Many large companies are using Thanos to their advantage. Nubank, a Brazilian fintech company that toppled a $10B valuation last year, has seen massive increases to operational efficiency after fitting Thanos, within other tools into their tech stack.
A case study on the company revealed that the Nubank cloud-native platform “includes Prometheus, Thanos, and Grafana for monitoring”. Although its ultimately impossible to attribute this solely to Thanos, the case study explains how Nubank now deploys “700 times a week” and has “gained about a 30% cost efficiency”. It seems even a very large-scale application can deeply benefit from a hybrid Prometheus+Thanos setup.
Popular UK mobile network provider GiffGaff also boasts the use of Thanos. In fact, they have been fairly public as to how Thanos fits into their stack and what sort of advantages it has given them.
The diagram above shows that the Thanos Store, Thanos Query and Thanos Bucket are being used as critical parts of the monitoring data flow. As explained previously, objects are constantly being synced and uploaded onto an S3 bucket, which is tremendously advantageous in comparison to disk operations seen in a normal Prometheus setup.
Within their post under the “Thanos” section, GiffGaff claims “As long as at least one server is running at a given time, there shouldn’t be data loss.” This hints at some form of multi-cluster load balancing at the very least. They also further state ”that [Thanos] allowed us [GiffGaff] to retain data for very long periods in a cost-efficient way”.
Interestingly, GiffGaff employs the use of the sidecar to upload objects every 2 hours – hedging against any potential Prometheus downtime.
Thanos Store is used extremely effectively, as GiffGaff allocates time periods for each Thanos Store cluster to be used for storage. This effectively rotates the cluster use, keeping availability and reliability very high. The example given, by GiffGaff themselves is:
We had previously touched upon Thanos downsampling and how it could save you time when querying historical data. In order to implement this, GiffGaff used the Thanos Compactor, “performing 5m downsampling after 40 hours and 1h downsampling after 10 days.” Impressive to say the least.
It should be imperatively clear by now what Thanos is, how it interacts with Prometheus and the type of advantages, it can give us. We also ran through some real life examples which should give some insight into how Thanos is actually used to significantly improve operational circumstances when it comes to monitoring your application.
It should also be clear how the use of Thanos Sidecar and Storage are inherently advantageous when it comes to Prometheus federation, in relation to a typical Prometheus setup.

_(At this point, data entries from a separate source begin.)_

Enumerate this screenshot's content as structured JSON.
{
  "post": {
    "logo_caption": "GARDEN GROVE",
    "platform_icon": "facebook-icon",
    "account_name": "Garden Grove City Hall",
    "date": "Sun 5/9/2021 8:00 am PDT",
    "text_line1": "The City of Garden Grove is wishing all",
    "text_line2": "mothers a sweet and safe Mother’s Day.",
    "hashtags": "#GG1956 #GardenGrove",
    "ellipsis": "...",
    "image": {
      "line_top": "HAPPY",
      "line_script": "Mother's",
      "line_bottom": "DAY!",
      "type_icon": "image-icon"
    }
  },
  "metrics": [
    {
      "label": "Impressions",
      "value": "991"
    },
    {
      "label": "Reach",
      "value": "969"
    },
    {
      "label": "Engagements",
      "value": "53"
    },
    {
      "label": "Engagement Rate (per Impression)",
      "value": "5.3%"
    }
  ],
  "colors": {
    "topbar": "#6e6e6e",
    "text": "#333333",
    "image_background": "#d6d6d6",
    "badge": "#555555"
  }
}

Apart from storage capabilities, the effectiveness of Thanos Query should also be direct – and how a single metric collection point is a massive blessing but comes with its own responsibilities should you need to balance the load on multiple clusters.
Lastly, downsampling through the use of the Thanos Compactor seems like a performance no brainer, especially when dealing with large datasets.
Hopefully, you understand Prometheus federation and what it has to offer to make your life easier.